第62回社会福祉のフロンティア「やまゆり園事件から10年、障害者の自立生活を再び考える——ドキュメンタリー映画『風は生きよという』上映会」
INFORMATION
2016年7月に発生した津久井やまゆり園事件から、10年が経過しようとしている。当時の戦慄の記憶も薄れつつある今、社会が障害者福祉に向ける関心は維持されているだろうか。そうした危惧を前提に、この講演会では人工呼吸器を使いながら地域で生活する人々を描いたドキュメンタリー映画『風は生きよという』(2016年劇場公開)を上映する。また、この映画の監督と福祉社会学の専門家を登壇者に迎え、講演と参加者を交えたディスカッションの機会を設ける。それらによって重度障害者の自立生活の実際を知ることで、参加者は津久井やまゆり園事件が提起した障害者の包摂という社会的課題に再び向き合うことになる。
講師
映像作家、『風は生きよという』監督
宍戸 大裕(ししど だいすけ) 氏
学生時代、東京の自然豊かな山、高尾山へのトンネル開発とそれに反対する地元の人びとを描いたドキュメンタリー映画『高尾山二十四年目の記憶』(2008年)を製作。

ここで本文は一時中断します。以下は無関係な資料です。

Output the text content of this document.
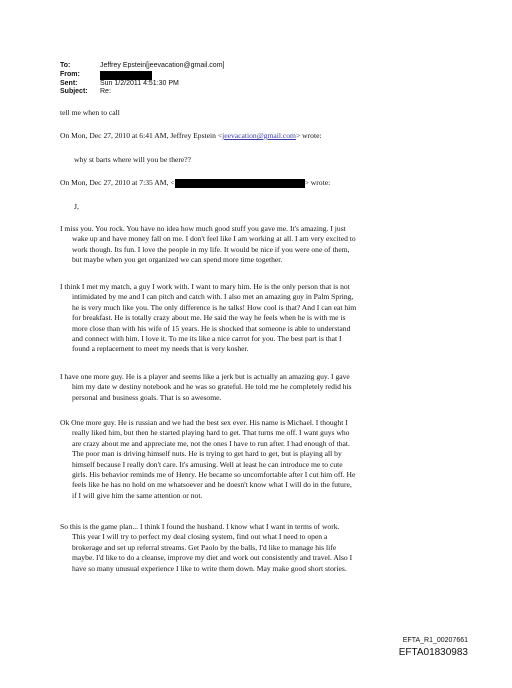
To:	Jeffrey Epstein[jeevacation@gmail.com]
From:
Sent:	Sun 1/2/2011 4:51:30 PM
Subject:	Re:

tell me when to call

On Mon, Dec 27, 2010 at 6:41 AM, Jeffrey Epstein <jeevacation@gmail.com> wrote:

why st barts where will you be there??

On Mon, Dec 27, 2010 at 7:35 AM, <	> wrote:

J,

I miss you. You rock. You have no idea how much good stuff you gave me. It's amazing. I just
wake up and have money fall on me. I don't feel like I am working at all. I am very excited to
work though. Its fun. I love the people in my life. It would be nice if you were one of them,
but maybe when you get organized we can spend more time together.
I think I met my match, a guy I work with. I want to mary him. He is the only person that is not
intimidated by me and I can pitch and catch with. I also met an amazing guy in Palm Spring,
he is very much like you. The only difference is he talks! How cool is that? And I can eat him
for breakfast. He is totally crazy about me. He said the way he feels when he is with me is
more close than with his wife of 15 years. He is shocked that someone is able to understand
and connect with him. I love it. To me its like a nice carrot for you. The best part is that I
found a replacement to meet my needs that is very kosher.
I have one more guy. He is a player and seems like a jerk but is actually an amazing guy. I gave
him my date w destiny notebook and he was so grateful. He told me he completely redid his
personal and business goals. That is so awesome.
Ok One more guy. He is russian and we had the best sex ever. His name is Michael. I thought I
really liked him, but then he started playing hard to get. That turns me off. I want guys who
are crazy about me and appreciate me, not the ones I have to run after. I had enough of that.
The poor man is driving himself nuts. He is trying to get hard to get, but is playing all by
himself because I really don't care. It's amusing. Well at least he can introduce me to cute
girls. His behavior reminds me of Henry. He became so uncomfortable after I cut him off. He
feels like he has no hold on me whatsoever and he doesn't know what I will do in the future,
if I will give him the same attention or not.
So this is the game plan... I think I found the husband. I know what I want in terms of work.
This year I will try to perfect my deal closing system, find out what I need to open a
brokerage and set up referral streams. Get Paolo by the balls, I'd like to manage his life
maybe. I'd like to do a cleanse, improve my diet and work out consistently and travel. Also I
have so many unusual experience I like to write them down. May make good short stories.
EFTA_R1_00207661
EFTA01830983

劇場公開した監督作には、『風は生きよという』のほか、東日本大震災で被災した動物たちと人びとの1年8カ月を見つめた『犬と猫と人間と2 動物たちの大震災』(2013年公開)、自閉症と知的障害のある人が介助者と地域で暮らすさまを映しだす『道草』(2019年公開)、難病ALSに向き合いつつ生きる人々の3年半を描いた『杳(はる)かなる』(2024年公開)がある。
日本栄養大学教授、本学社会福祉研究所特任研究員
深田 耕一郎(ふかだ こういちろう) 氏
専門は社会的養護、障害者介助、自立生活運動。主な著作に『福祉と贈与──全身性障害者・新田勲と介護者たち』(2013年生活書院刊)、「ソーシャルワークにおける援助関係・再考──青い芝の会の友敵理論から」(『いま、ソーシャルワークに問う』所収、2023年生活書院刊)、「障害者運動と社会学──コミュニティとアソシエーションの最適解、あるいは解放と技法の弁証法」(『講座社会学第8巻医療・ケア・障害』所収、2025年岩波書店刊)などがある。